1. A tracking sand mold 3D printing device, comprising a frame (1), wherein a printing table is provided on the frame (1), characterized in that: The frame (1) has two parallel guide rails (2) on both the front and back sides of its upper surface. Two guide rail mounting brackets (3) are slidably connected on the two guide rails (2). A print head (4) is provided between the two guide rail mounting brackets (3) on the inner side and a sand spreader (5) is provided between the two guide rail mounting brackets (3) on the outer side. Two mounting blocks (6) are provided on the opposite surfaces of the two guide rail mounting brackets (3) facing each other. A buffer plate (7) is provided on the adjacent side of the two mounting blocks (6). A buffer slide cavity (9) is provided in the mounting block (6). A buffer slide rod (8) is provided on the surface of the buffer plate (7) near the mounting block (6). The other end of the buffer slide rod (8) slides through into the buffer slide cavity (9). A built-in slide plate (10) that slides in the buffer slide cavity (9) is provided at one end of the buffer slide rod (8). A tension spring (11) that is movably sleeved on the outer surface of the buffer slide rod (8) is provided between the built-in slide plate (10) and the inner wall of the buffer slide cavity (9).

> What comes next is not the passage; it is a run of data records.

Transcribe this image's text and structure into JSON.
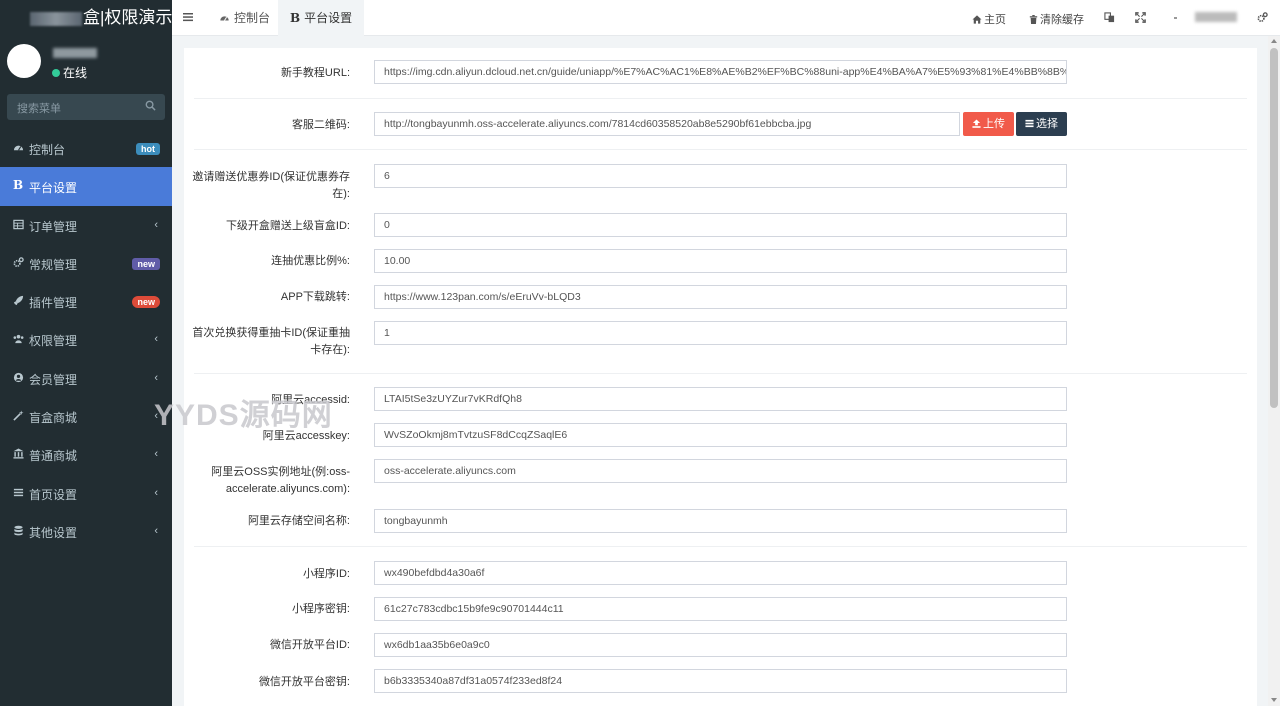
{
  "sidebar": {
    "logo_text": "盒|权限演示",
    "user_status": "在线",
    "search_placeholder": "搜索菜单",
    "items": [
      {
        "label": "控制台",
        "icon": "dashboard-icon",
        "badge": "hot",
        "badge_color": "blue",
        "active": false,
        "arrow": false
      },
      {
        "label": "平台设置",
        "icon": "bold-b-icon",
        "badge": "",
        "active": true,
        "arrow": false
      },
      {
        "label": "订单管理",
        "icon": "table-icon",
        "badge": "",
        "active": false,
        "arrow": true
      },
      {
        "label": "常规管理",
        "icon": "cogs-icon",
        "badge": "new",
        "badge_color": "purple",
        "active": false,
        "arrow": false
      },
      {
        "label": "插件管理",
        "icon": "rocket-icon",
        "badge": "new",
        "badge_color": "red",
        "active": false,
        "arrow": false
      },
      {
        "label": "权限管理",
        "icon": "group-icon",
        "badge": "",
        "active": false,
        "arrow": true
      },
      {
        "label": "会员管理",
        "icon": "user-circle-icon",
        "badge": "",
        "active": false,
        "arrow": true
      },
      {
        "label": "盲盒商城",
        "icon": "magic-icon",
        "badge": "",
        "active": false,
        "arrow": true
      },
      {
        "label": "普通商城",
        "icon": "bank-icon",
        "badge": "",
        "active": false,
        "arrow": true
      },
      {
        "label": "首页设置",
        "icon": "list-icon",
        "badge": "",
        "active": false,
        "arrow": true
      },
      {
        "label": "其他设置",
        "icon": "database-icon",
        "badge": "",
        "active": false,
        "arrow": true
      }
    ]
  },
  "header": {
    "tabs": [
      {
        "label": "控制台",
        "icon": "dashboard-icon"
      },
      {
        "label": "平台设置",
        "icon": "B"
      }
    ],
    "home_label": "主页",
    "clear_cache_label": "清除缓存"
  },
  "form": {
    "tutorial_url": {
      "label": "新手教程URL:",
      "value": "https://img.cdn.aliyun.dcloud.net.cn/guide/uniapp/%E7%AC%AC1%E8%AE%B2%EF%BC%88uni-app%E4%BA%A7%E5%93%81%E4%BB%8B%E7%BB%8"
    },
    "service_qr": {
      "label": "客服二维码:",
      "value": "http://tongbayunmh.oss-accelerate.aliyuncs.com/7814cd60358520ab8e5290bf61ebbcba.jpg",
      "upload_label": "上传",
      "choose_label": "选择"
    },
    "invite_coupon": {
      "label_line1": "邀请赠送优惠券ID(保证优惠券存",
      "label_line2": "在):",
      "value": "6"
    },
    "sub_box_gift": {
      "label": "下级开盒赠送上级盲盒ID:",
      "value": "0"
    },
    "draw_discount": {
      "label": "连抽优惠比例%:",
      "value": "10.00"
    },
    "app_download": {
      "label": "APP下载跳转:",
      "value": "https://www.123pan.com/s/eEruVv-bLQD3"
    },
    "first_redeem": {
      "label_line1": "首次兑换获得重抽卡ID(保证重抽",
      "label_line2": "卡存在):",
      "value": "1"
    },
    "ali_accessid": {
      "label": "阿里云accessid:",
      "value": "LTAI5tSe3zUYZur7vKRdfQh8"
    },
    "ali_accesskey": {
      "label": "阿里云accesskey:",
      "value": "WvSZoOkmj8mTvtzuSF8dCcqZSaqlE6"
    },
    "ali_oss": {
      "label_line1": "阿里云OSS实例地址(例:oss-",
      "label_line2": "accelerate.aliyuncs.com):",
      "value": "oss-accelerate.aliyuncs.com"
    },
    "ali_bucket": {
      "label": "阿里云存储空间名称:",
      "value": "tongbayunmh"
    },
    "mini_appid": {
      "label": "小程序ID:",
      "value": "wx490befdbd4a30a6f"
    },
    "mini_secret": {
      "label": "小程序密钥:",
      "value": "61c27c783cdbc15b9fe9c90701444c11"
    },
    "wx_open_id": {
      "label": "微信开放平台ID:",
      "value": "wx6db1aa35b6e0a9c0"
    },
    "wx_open_secret": {
      "label": "微信开放平台密钥:",
      "value": "b6b3335340a87df31a0574f233ed8f24"
    }
  },
  "watermark": "YYDS源码网",
  "colors": {
    "sidebar_bg": "#222d32",
    "active_item": "#4a7bd9",
    "upload_btn": "#f15a4a",
    "choose_btn": "#2c3e50"
  }
}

2. The tracking sand mold 3D printing device according to claim 1, characterized in that: A deceleration push rod (12) is provided on the side of the buffer slide cavity (9) away from the built-in slide plate (10). The lower end of the deceleration push rod (12) slides through the lower surface of the mounting block (6). A deceleration plate (13) is provided at the lower end of the deceleration push rod (12).

3. The tracking sand mold 3D printing device according to claim 2, characterized in that: The speed reduction plate (13) can contact the upper surface of the frame (1), and a friction plate is provided on the lower surface of the speed reduction plate (13).

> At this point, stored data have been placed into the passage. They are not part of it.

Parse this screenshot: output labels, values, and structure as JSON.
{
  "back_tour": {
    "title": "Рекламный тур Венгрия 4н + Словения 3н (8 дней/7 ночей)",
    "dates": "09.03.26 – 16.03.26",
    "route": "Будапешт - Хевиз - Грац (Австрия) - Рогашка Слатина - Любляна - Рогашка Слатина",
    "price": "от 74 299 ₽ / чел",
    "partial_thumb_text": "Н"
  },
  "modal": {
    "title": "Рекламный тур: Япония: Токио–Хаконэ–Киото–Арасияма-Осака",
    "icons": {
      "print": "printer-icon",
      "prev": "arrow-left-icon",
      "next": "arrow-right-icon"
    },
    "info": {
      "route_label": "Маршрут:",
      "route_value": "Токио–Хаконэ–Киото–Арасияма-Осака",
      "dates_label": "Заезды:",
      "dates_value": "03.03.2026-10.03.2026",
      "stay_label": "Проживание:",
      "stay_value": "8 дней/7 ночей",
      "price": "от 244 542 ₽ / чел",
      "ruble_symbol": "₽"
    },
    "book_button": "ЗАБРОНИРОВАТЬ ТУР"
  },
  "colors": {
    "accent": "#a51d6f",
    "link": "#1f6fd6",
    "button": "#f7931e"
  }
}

4. The tracking sand mold 3D printing device according to claim 3, characterized in that: A sleeve rod (15) is provided on the inner wall of the buffer cavity (9) away from the built-in slide plate (10). A contact rod (14) is slidably sleeved on the outer surface of the sleeve rod (15) near the end of the built-in slide plate (10). The built-in slide plate (10) can contact the contact rod (14).

5. The tracking sand mold 3D printing device according to claim 4, characterized in that: A spring (16) is provided between the contact rod (14) and the inner wall of the buffer cavity (9), and is movably sleeved on the outer surface of the sleeve rod (15).

6. The tracking sand mold 3D printing device according to claim 5, characterized in that: The lower surface of the contact rod (14) and the upper surface of the deceleration push rod (12) are both provided with hinge seats (17), and a rotating push plate (18) is hinged between the two hinge seats (17).

7. The tracking sand mold 3D printing device according to claim 1, characterized in that: The two buffer plates (7) on the left and right sides can contact each other.